La reforma procesal busca reemplazar el actual sistema de tramitación de causas civiles, comerciales, laborales, de familia y procesos colectivos por un esquema unificado basado en la oralidad, la digitalización de expedientes y el uso de lenguaje claro. Además, contempla la creación de una Cámara de Apelaciones Laboral con competencia provincial.
Sin embargo, desde distintos sectores judiciales comenzaron a surgir cuestionamientos respecto de algunos aspectos del proyecto.
La presidenta de la Asociación de Magistrados y Funcionarios Judiciales de Chubut, Carina Estefanía, confirmó que la entidad aún se encuentra recopilando opiniones técnicas de jueces y funcionarios de los distintos fueros antes de emitir una postura institucional definitiva.
No obstante, adelantó que existen observaciones relevantes, especialmente en relación con la incorporación de oficinas de gestión judicial para los procesos no penales.
Según explicó, experiencias similares desarrolladas en otros ámbitos no habrían mostrado los resultados esperados y generan reparos entre operadores judiciales que trabajan en los fueros civil, comercial y de familia.
Otro de los puntos señalados por la dirigente es el impacto económico que demandaría una transformación de semejante magnitud.
Estefanía advirtió que la reforma implica cambios estructurales importantes que, a su criterio, requerirán inversión en infraestructura, tecnología y recursos humanos.

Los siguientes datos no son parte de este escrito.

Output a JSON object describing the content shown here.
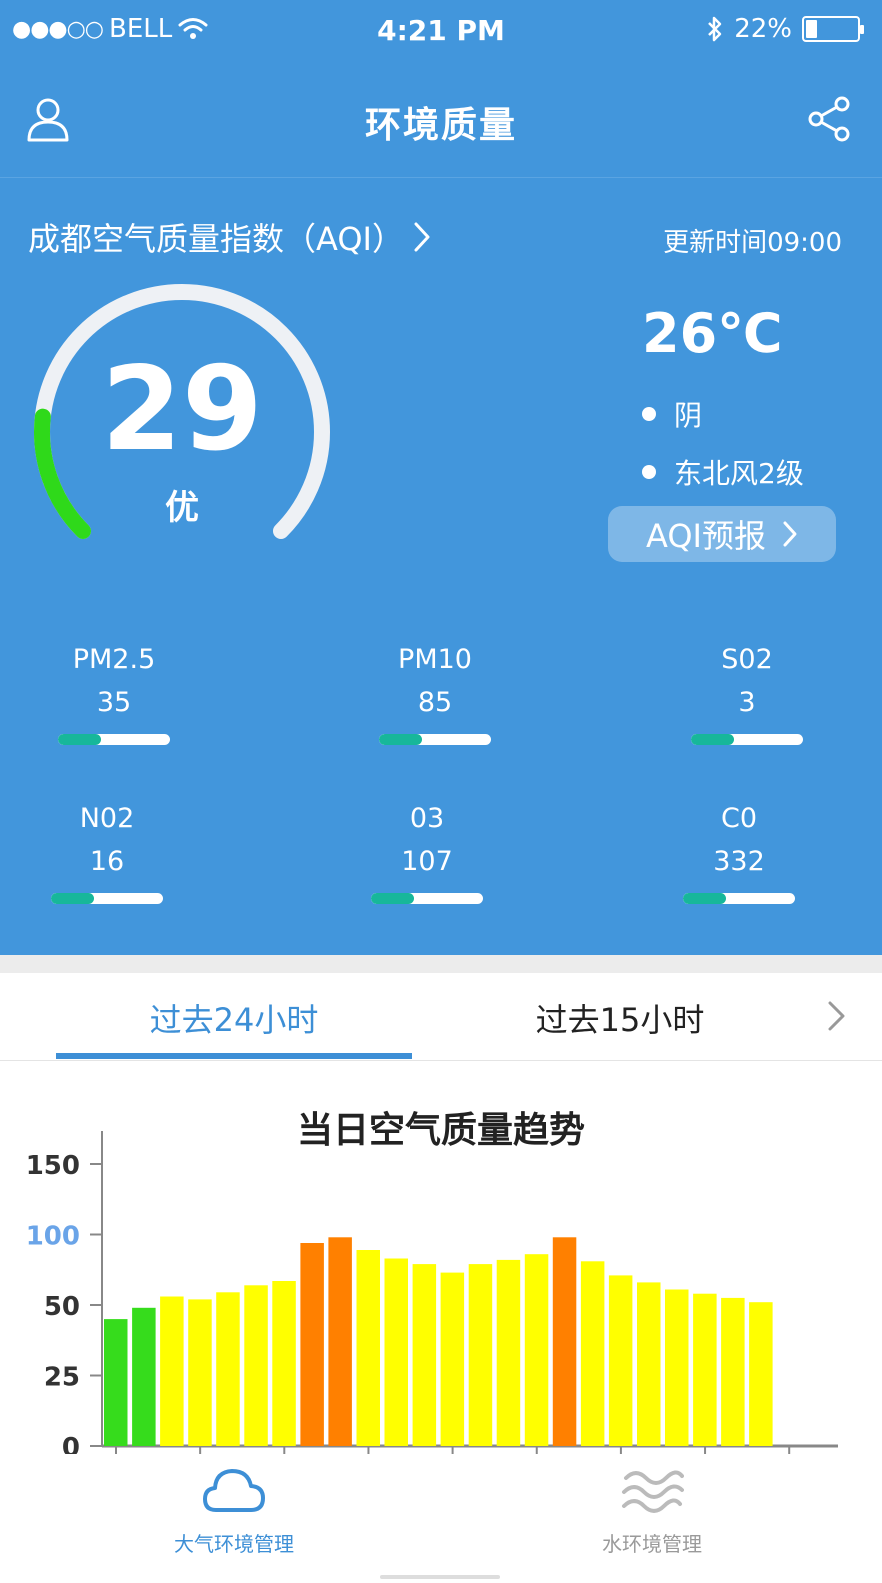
{
  "status_bar": {
    "signal": "●●●○○",
    "carrier": "BELL",
    "time": "4:21 PM",
    "battery": "22%",
    "battery_level": 0.22
  },
  "header": {
    "title": "环境质量",
    "user_icon": "user-icon",
    "share_icon": "share-icon"
  },
  "aqi": {
    "heading": "成都空气质量指数（AQI）",
    "update_time": "更新时间09:00",
    "value": "29",
    "level": "优",
    "gauge_fraction": 0.19,
    "gauge_color": "#2fd91a"
  },
  "weather": {
    "temperature": "26℃",
    "conditions": [
      "阴",
      "东北风2级"
    ],
    "forecast_button": "AQI预报"
  },
  "pollutants": [
    {
      "name": "PM2.5",
      "value": "35",
      "level": 0.38
    },
    {
      "name": "PM10",
      "value": "85",
      "level": 0.38
    },
    {
      "name": "S02",
      "value": "3",
      "level": 0.38
    },
    {
      "name": "N02",
      "value": "16",
      "level": 0.38
    },
    {
      "name": "03",
      "value": "107",
      "level": 0.38
    },
    {
      "name": "C0",
      "value": "332",
      "level": 0.38
    }
  ],
  "tabs": {
    "active": "过去24小时",
    "second": "过去15小时"
  },
  "chart_data": {
    "type": "bar",
    "title": "当日空气质量趋势",
    "y_ticks": [
      "0",
      "25",
      "50",
      "100",
      "150"
    ],
    "highlight_tick": "100",
    "values": [
      45,
      49,
      56,
      54,
      59,
      64,
      67,
      94,
      98,
      89,
      83,
      79,
      73,
      79,
      82,
      86,
      98,
      81,
      71,
      66,
      61,
      58,
      55,
      52
    ],
    "bar_colors": [
      "#36dc1c",
      "#36dc1c",
      "#ffff00",
      "#ffff00",
      "#ffff00",
      "#ffff00",
      "#ffff00",
      "#ff8000",
      "#ff8000",
      "#ffff00",
      "#ffff00",
      "#ffff00",
      "#ffff00",
      "#ffff00",
      "#ffff00",
      "#ffff00",
      "#ff8000",
      "#ffff00",
      "#ffff00",
      "#ffff00",
      "#ffff00",
      "#ffff00",
      "#ffff00",
      "#ffff00"
    ],
    "grid": false
  },
  "bottom_nav": {
    "air": "大气环境管理",
    "water": "水环境管理"
  },
  "colors": {
    "primary": "#4296dc",
    "accent": "#3d8fd6",
    "pollutant_fill": "#17b79a"
  }
}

Como antecedente mencionó las dificultades que todavía existen para implementar plenamente el sistema de juicio por jurados en algunas circunscripciones judiciales de la provincia.

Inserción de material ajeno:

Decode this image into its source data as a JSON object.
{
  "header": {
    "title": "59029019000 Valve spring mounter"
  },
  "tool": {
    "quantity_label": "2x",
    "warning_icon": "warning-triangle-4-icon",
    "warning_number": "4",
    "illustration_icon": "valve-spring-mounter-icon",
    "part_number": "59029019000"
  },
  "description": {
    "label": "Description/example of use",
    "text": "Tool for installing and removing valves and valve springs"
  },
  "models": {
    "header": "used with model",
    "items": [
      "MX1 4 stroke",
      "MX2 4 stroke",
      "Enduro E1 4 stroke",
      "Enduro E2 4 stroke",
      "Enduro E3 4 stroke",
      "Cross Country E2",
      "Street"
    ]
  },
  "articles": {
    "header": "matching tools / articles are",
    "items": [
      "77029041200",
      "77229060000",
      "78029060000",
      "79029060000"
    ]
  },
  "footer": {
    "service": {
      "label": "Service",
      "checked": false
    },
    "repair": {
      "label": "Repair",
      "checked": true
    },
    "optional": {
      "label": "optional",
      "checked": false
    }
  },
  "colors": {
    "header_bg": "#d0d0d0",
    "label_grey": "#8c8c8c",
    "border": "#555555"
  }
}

INCOMPATIBILIDADES Y RECLAMOS
Paralelamente, la reciente acordada del Superior Tribunal que reglamenta incompatibilidades para quienes integran el Poder Judicial también generó repercusiones.

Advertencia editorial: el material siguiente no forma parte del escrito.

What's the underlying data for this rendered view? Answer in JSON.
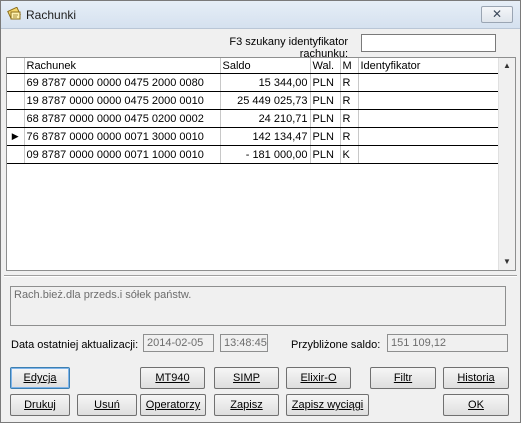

Desde la Asociación de Magistrados respaldaron la medida y señalaron que las restricciones buscan preservar principios esenciales como la independencia e imparcialidad judicial.
Estefanía sostuvo que actividades como el ejercicio del comercio, profesiones liberales o actividades deportivas profesionales pueden generar vínculos e intereses incompatibles con la función judicial.
La dirigente recordó además que la reglamentación de estas incompatibilidades era una deuda pendiente desde 2019, cuando una modificación legislativa delegó esa facultad en el Superior Tribunal.
No obstante, reconoció que la Asociación había propuesto restricciones más precisas respecto del ejercicio de la docencia, sugerencia que finalmente no fue incorporada en la acordada aprobada.
La medida también alcanza a empleados judiciales, un aspecto que motivó cuestionamientos desde sectores gremiales.
Desde el Sindicato de Trabajadores Judiciales del Chubut (SITRAJUCH) señalaron que existe preocupación por el impacto que las nuevas limitaciones pueden tener sobre trabajadores cuyos salarios han perdido poder adquisitivo en los últimos años.
La organización presentó una nota formal solicitando la reconsideración de algunos puntos de la acordada y aguarda una respuesta del Superior Tribunal.
Según indicaron desde la conducción sindical en Puerto Madryn, la situación forma parte de las discusiones que serán analizadas en asambleas convocadas para los próximos días, junto con los reclamos vinculados a recomposición salarial.
De esta manera, tanto la reglamentación de incompatibilidades como la reforma procesal proyectada abrieron un debate que involucra a magistrados, funcionarios, empleados y autoridades judiciales, en un contexto donde también se discuten recursos, condiciones laborales y el futuro modelo de gestión de la Justicia provincial.